Deaf singer-songwriter Mandy Harvey feels the beat, performs at Vilar on Nov. 7
If you go …
What: Mandy Harvey closes out Underground Sound Series.
When: 7:30 p.m. Monday, Nov. 7.
Where: Vilar Performing Arts Center, 68 Avondale Lane, Beaver Creek.
More information: For tickets, call 970-845-8497 or visit http://www.vilarpac.org.
if life’s a song, then Mandy Harvey is living a tune about hope.
At age 4, Harvey was singing in her church choir. By high school, she was named the top female vocalist at her school in Longmont. At Colorado State University, she was pursuing a degree in vocal music education.
Then, she lost her hearing due to a neurological disorder throughout the span of about nine months and was dropped from the music department, shattering her hopes and dreams of making a career out of her passion of music.
“I found myself lost,” Harvey said. “I put my whole identity into being a music teacher, and when that dream died, I felt like I died. That’s a scary business to be in.”
Harvey battled through depression and picked herself up with the help of friends and family, and now she’s doing something she never thought she’d be doing — performing on stage herself.
She never wanted to be the center of attention and has a fear of standing in front of people, but she’s spent countless hours since losing her hearing retraining herself, practicing scales and pitch using visual tuners and practicing songs again and again again before taking to the stage.
“I could figure out how to perform and sing a song again,” she said, almost 10 years now after losing her hearing. “I found myself thinking, ‘What’s the worst that could happen?’ My biggest fear already happened. Performing in front of people, it can’t be that bad.”
Harvey will close out the Underground Sound Series at the Vilar Performing Arts Center with her four-person band on Monday at 7:30 p.m. Tickets are $24.
FEELING THE BEAT
Despite being dealt an unfortunate hand, Harvey hasn’t wavered in her abilities or charisma.
With a full band surrounding her on the stage, Harvey performs without her shoes on as a way to stay in tune with the group.
“You can feel the rhythm, so you stay in time and you can keep counting,” she said. “You can feel (the band) build and get louder, and you can feel them quiet back down.”
She said there’s a lot of visual communication between the band — they will look at her when it’s time to come back in after solos and use head nods to stay together musically.
So while Harvey can’t hear what’s going on around her, she can see it and feel it.
“I don’t think my sense of smell really comes into play,” she said of her senses while performing. “Working with four guys, I kind of hope that sense doesn’t heighten too much.”
CHANGING THE WORLD
Harvey has released three albums and is currently writing her first book, all while touring with musical performances and motivational speaking.
She’s also a spokesperson for No Barriers USA and Invisible Disabilities Association, traveling the country to heighten awareness, break down barriers, challenge stereotypes and lead the charge toward a brighter future.
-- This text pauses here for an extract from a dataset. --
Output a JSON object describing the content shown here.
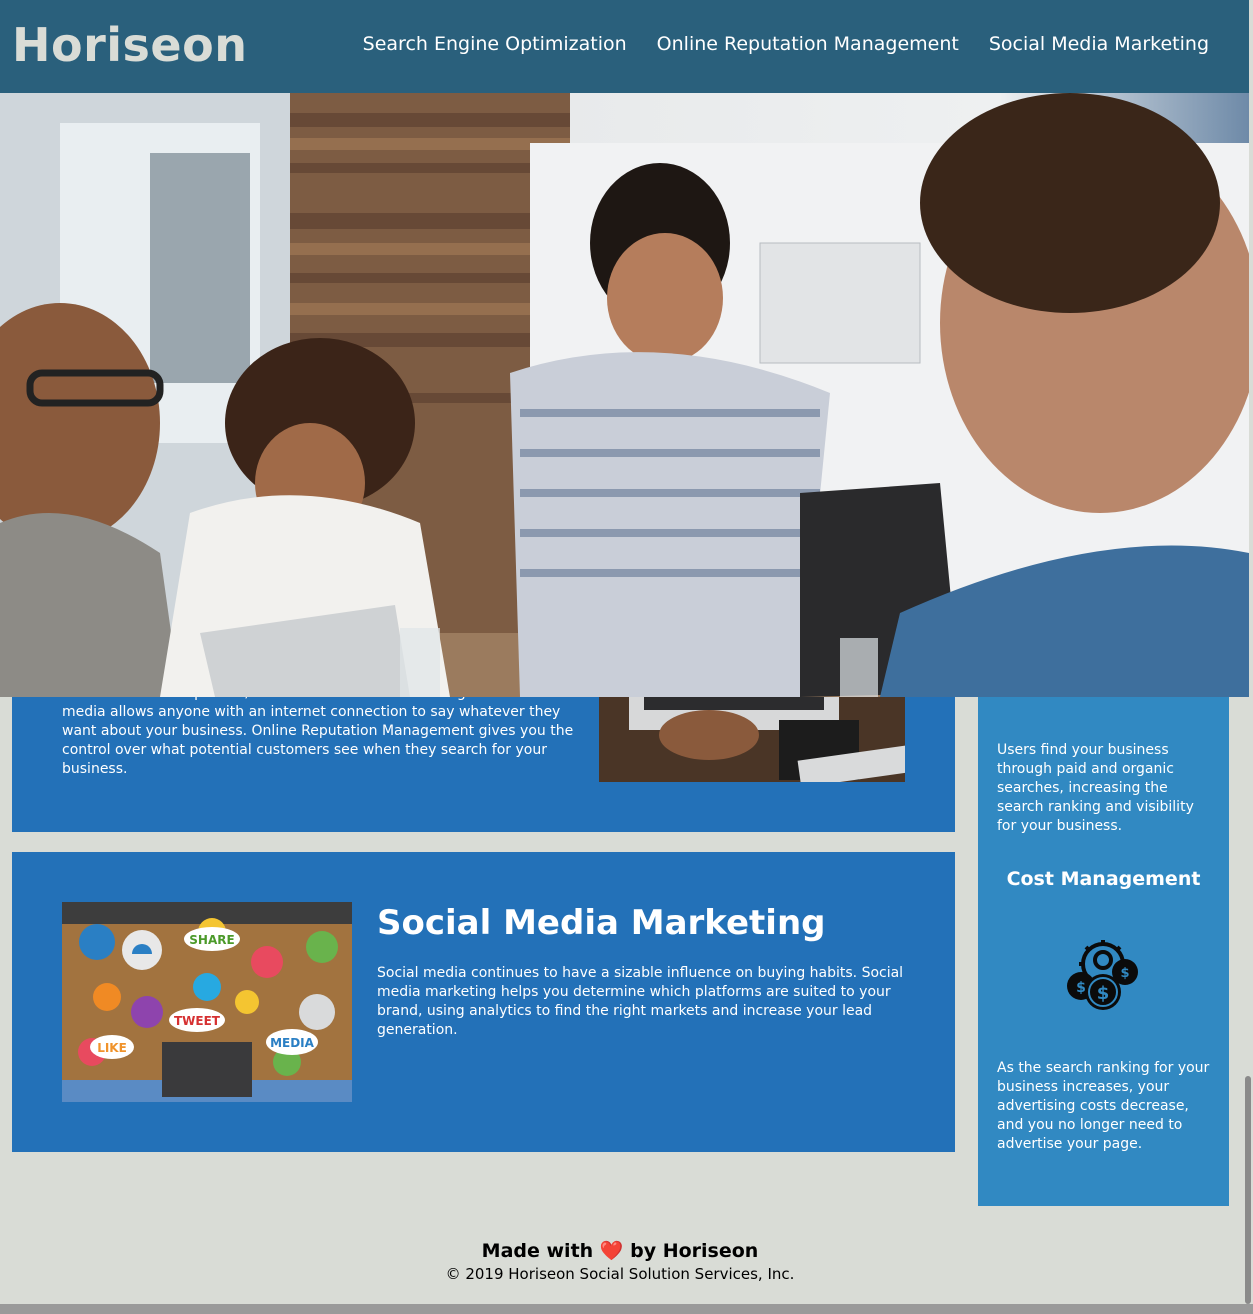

At the Vilar, a portion of the sales from her CDs will be donated to No Barriers, a Colorado nonprofit helping people overcome personal barriers.
“I’m aiming to try and change the world a little bit, to make it a little bit better,” Harvey said. “I don’t really perform much for myself — I don’t get the benefit of enjoying the music and seeing it as it comes out. I just want to try and make somebody smile.”
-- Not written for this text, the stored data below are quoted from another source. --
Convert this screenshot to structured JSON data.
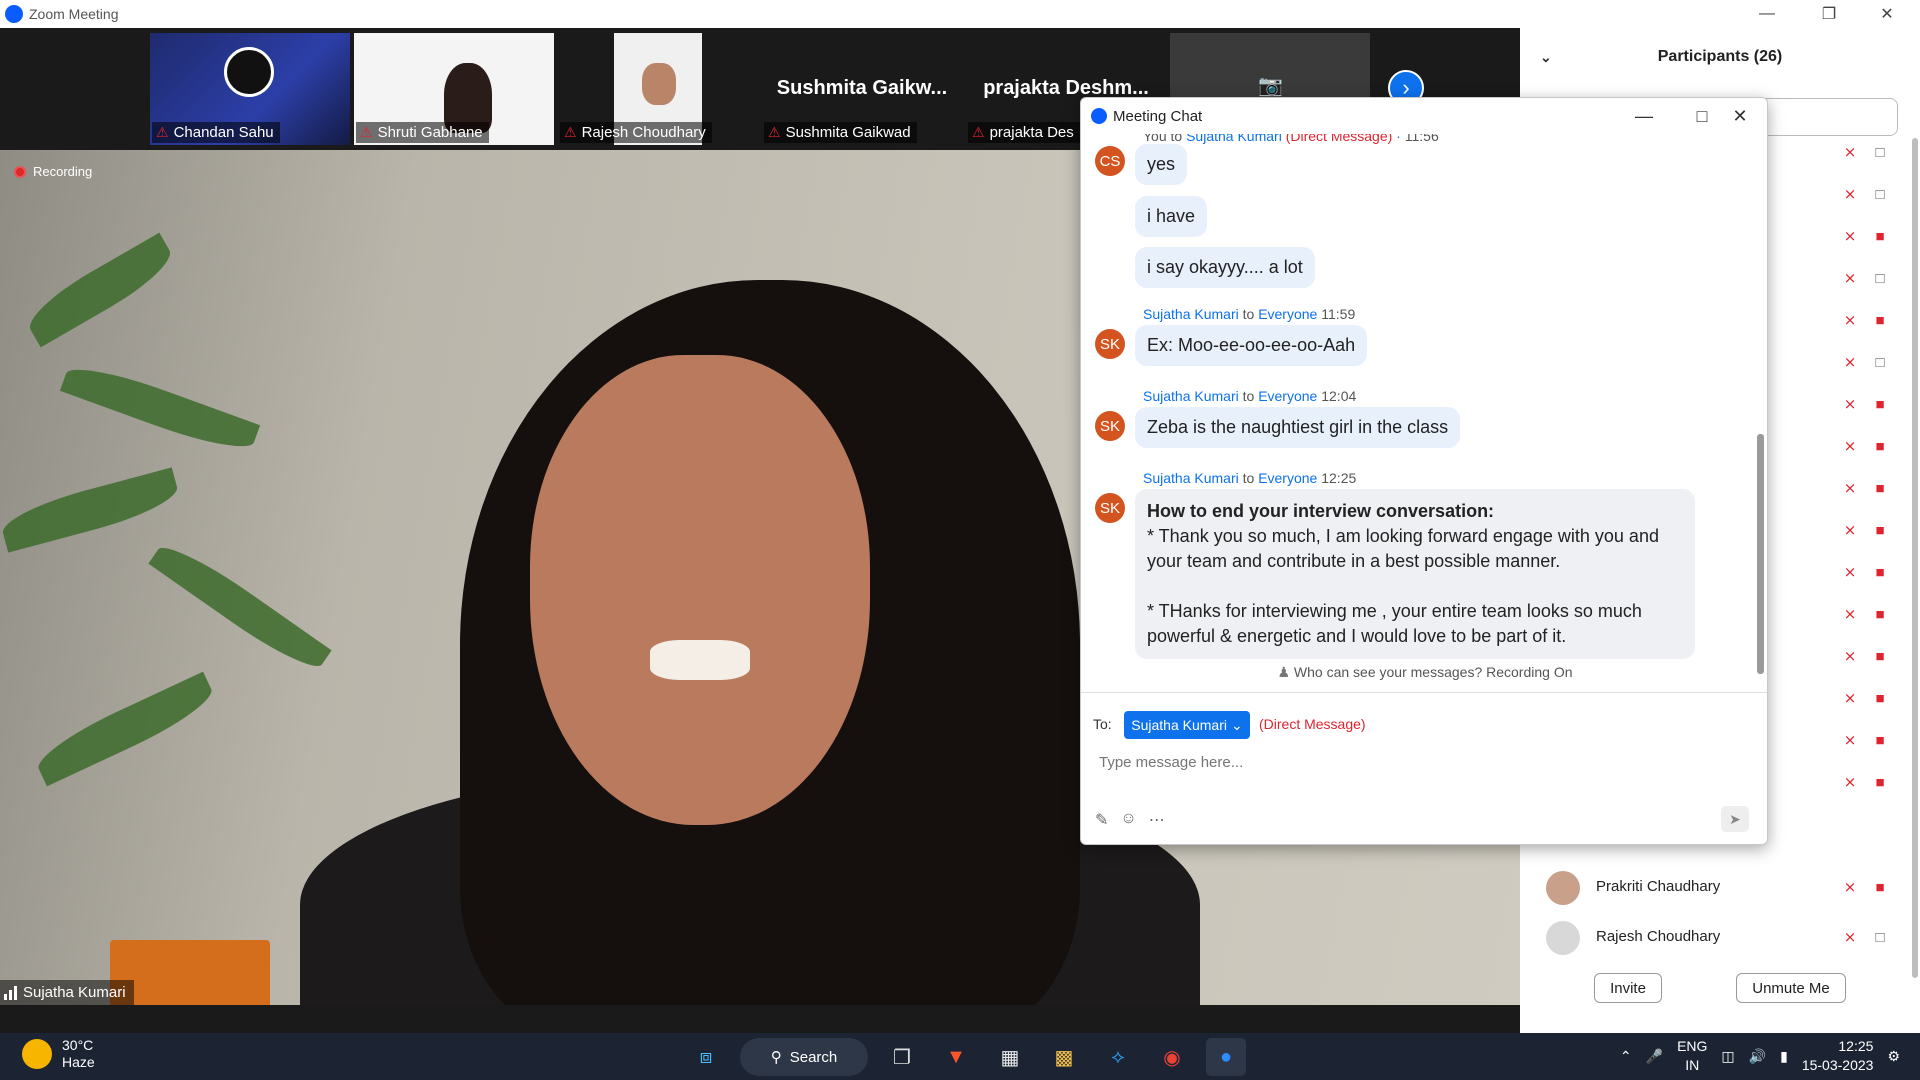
{
  "window": {
    "title": "Zoom Meeting"
  },
  "strip": {
    "tiles": [
      {
        "name": "Chandan Sahu"
      },
      {
        "name": "Shruti Gabhane"
      },
      {
        "name": "Rajesh Choudhary"
      },
      {
        "name": "Sushmita Gaikwad",
        "big": "Sushmita  Gaikw..."
      },
      {
        "name": "prajakta Des",
        "big": "prajakta  Deshm..."
      }
    ]
  },
  "main": {
    "recording": "Recording",
    "speaker": "Sujatha Kumari"
  },
  "participants": {
    "header": "Participants (26)",
    "rows": [
      {
        "name": "Prakriti Chaudhary"
      },
      {
        "name": "Rajesh Choudhary"
      }
    ],
    "invite": "Invite",
    "unmute": "Unmute Me"
  },
  "chat": {
    "title": "Meeting Chat",
    "top_sender": {
      "from": "You",
      "to": "Sujatha Kumari",
      "dm": "(Direct Message)",
      "time": "11:56"
    },
    "you_avatar": "CS",
    "you_msgs": [
      "yes",
      "i have",
      "i say okayyy.... a lot"
    ],
    "messages": [
      {
        "avatar": "SK",
        "from": "Sujatha Kumari",
        "to": "Everyone",
        "time": "11:59",
        "text": "Ex: Moo-ee-oo-ee-oo-Aah"
      },
      {
        "avatar": "SK",
        "from": "Sujatha Kumari",
        "to": "Everyone",
        "time": "12:04",
        "text": "Zeba is the naughtiest girl in the class"
      },
      {
        "avatar": "SK",
        "from": "Sujatha Kumari",
        "to": "Everyone",
        "time": "12:25",
        "heading": "How to end your interview conversation:",
        "line1": "* Thank you so much, I am looking forward engage with you and your team and contribute in a best possible manner.",
        "line2": "* THanks for interviewing me , your entire team looks so much powerful & energetic and I would love to be part of it."
      }
    ],
    "to_word": "to",
    "notice": "Who can see your messages? Recording On",
    "to_label": "To:",
    "recipient": "Sujatha Kumari",
    "dm_tag": "(Direct Message)",
    "placeholder": "Type message here..."
  },
  "taskbar": {
    "temp": "30°C",
    "weather": "Haze",
    "search": "Search",
    "lang1": "ENG",
    "lang2": "IN",
    "time": "12:25",
    "date": "15-03-2023"
  }
}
And that’s just what attendees of her show in Beaver Creek will walk away with.
The band includes a pianist, drummer, bassist and electric guitar, and Harvey plays the ukulele for a couple of songs. When she’s not on the ukulele, she uses sign language while singing.
They’ll be playing “lively jazz” with a mix of classics and original work. In between all of the dancing, laughing and clapping, Harvey talks a bit and explains some of the songs she’s written.
“I hope that people leave motivated to pursue their own dreams,” she said.
For Harvey, who briefly tried other jobs after losing her hearing, music is her passion, even if she can’t hear her own work.
“I’m going to hold onto music as long as I can,” she said. “One day if I wake up and I can’t figure it out anymore, then I’ll have to start over. I’m just taking it one day at a time and enjoying the ride.”